Overview
What is web scraping?
The internet contains a huge amount of data but most is not in a useful format. Web scraping is the process of extracting this data from websites into a structured format such as a CSV spreadsheet so it can be reused.
Is it possible to extract data from any website?
Yes – if the data is publically available then it can be extracted, though it may not be practical for some websites. For example if the website heavily restricts IP addresses then scraping their data would require renting a lot of proxies, which may make the project too expensive.
Is web scraping legal?
Scraping data from public websites is very common and many businesses like Google depend on it. I find in practice that scraping the data is not a problem. Any potential problem depends on how you reuse the data. If the data is for private use then no problem. I expand on this in this blog post
How can I learn about web scraping?
I have collected many useful web scraping resources on my blog, which is a good start. Also my bitbucket account hosts some open source web scraping scripts.
Who are you?
My name is Richard Penman and I am originally from Melbourne in Australia, but often travel alongside my web scraping work – have worked from over 50 countries so far. I have a B.E. from Melbourne University and an MSc in Computer Science from Oxford University.
How did you get involved in this field?
I first encountered the field of web scraping in 2006 while studying at Melbourne University. After graduation I worked for a few years in a research lab and continued my web scraping projects in my spare time as a hobby. I found there was significant demand in this field so eventually left my job and began working on web scraping projects full time. Since then I have scraped data from thousands of websites that require parsing JavaScript/AJAX, using proxies, solving CAPTCHA's, and contain millions of records. Initially my website was hosted at sitescraper.net and then later I was able to purchase the awesome domain webscraping.com.
What technologies do you use?
- Our web scraping infrastructure has been developed using the Python language, much of which is open sourced as the webscraping library
- For processing JavaScript I use WebKit (through PyQt) or Selenium
- And for running the crawls I rent servers on Amazon EC2, DigitalOcean, or similar
What languages do you speak?
I speak native English, intermediate Mandarin, basic Korean, and fluent Esperanto!
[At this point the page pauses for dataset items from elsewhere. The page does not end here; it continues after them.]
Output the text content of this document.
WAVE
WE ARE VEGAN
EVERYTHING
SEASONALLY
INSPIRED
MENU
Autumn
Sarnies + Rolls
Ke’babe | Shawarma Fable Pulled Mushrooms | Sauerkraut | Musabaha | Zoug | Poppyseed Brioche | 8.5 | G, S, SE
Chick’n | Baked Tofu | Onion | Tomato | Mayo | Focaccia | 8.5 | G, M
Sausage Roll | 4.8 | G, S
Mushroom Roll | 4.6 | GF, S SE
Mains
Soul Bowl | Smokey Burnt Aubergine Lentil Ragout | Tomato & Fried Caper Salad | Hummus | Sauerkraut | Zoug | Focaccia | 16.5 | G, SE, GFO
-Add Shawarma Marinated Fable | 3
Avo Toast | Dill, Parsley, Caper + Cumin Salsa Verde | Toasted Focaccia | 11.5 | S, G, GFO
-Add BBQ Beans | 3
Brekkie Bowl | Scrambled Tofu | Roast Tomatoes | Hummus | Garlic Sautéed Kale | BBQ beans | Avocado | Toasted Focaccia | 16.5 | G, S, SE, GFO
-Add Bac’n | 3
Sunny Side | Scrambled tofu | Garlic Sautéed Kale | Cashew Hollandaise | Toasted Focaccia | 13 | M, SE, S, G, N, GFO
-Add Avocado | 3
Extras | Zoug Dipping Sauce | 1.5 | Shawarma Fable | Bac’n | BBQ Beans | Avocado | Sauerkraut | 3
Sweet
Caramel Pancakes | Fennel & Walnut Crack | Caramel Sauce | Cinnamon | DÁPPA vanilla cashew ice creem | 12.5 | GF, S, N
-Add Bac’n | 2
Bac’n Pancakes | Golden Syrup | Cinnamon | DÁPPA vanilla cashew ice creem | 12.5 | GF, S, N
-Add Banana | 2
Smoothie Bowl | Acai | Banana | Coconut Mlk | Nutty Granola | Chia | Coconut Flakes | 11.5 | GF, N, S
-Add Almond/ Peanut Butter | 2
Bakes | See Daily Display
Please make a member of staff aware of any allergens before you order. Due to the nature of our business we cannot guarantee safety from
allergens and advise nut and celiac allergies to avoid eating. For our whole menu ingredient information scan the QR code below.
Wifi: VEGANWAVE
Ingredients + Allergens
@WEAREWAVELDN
Ordering a custom website scrape
How much will it cost to scrape a website?
These are the main factors that make a job more difficult, and therefore more expensive:
- Restrictions on the number of page views per user, which means I need to use multiple IP addresses
- Badly or inconsistently structured data
- Obfuscated data, which needs to be decoded
- Data dynamically loaded with Javascript
- Data embedded in Flash or images
- The website contains a huge quantity of data
If the website is relatively small, well structured, and the data is embedded cleanly in the HTML then I would expect to quote ~$150 USD. Prices are discounted when ordering multiple website scrapes. Complete the automatic quote form to get an idea of cost.
I am not the cheapest because I am not the worst.
How long does it take to scrape a website?
A simple website can be scraped within a few hours while a larger one will take several weeks to download all the required data. When we have received your project details we will give you an estimation of the time required.
If I hire you for a custom scrape will you resell the data here?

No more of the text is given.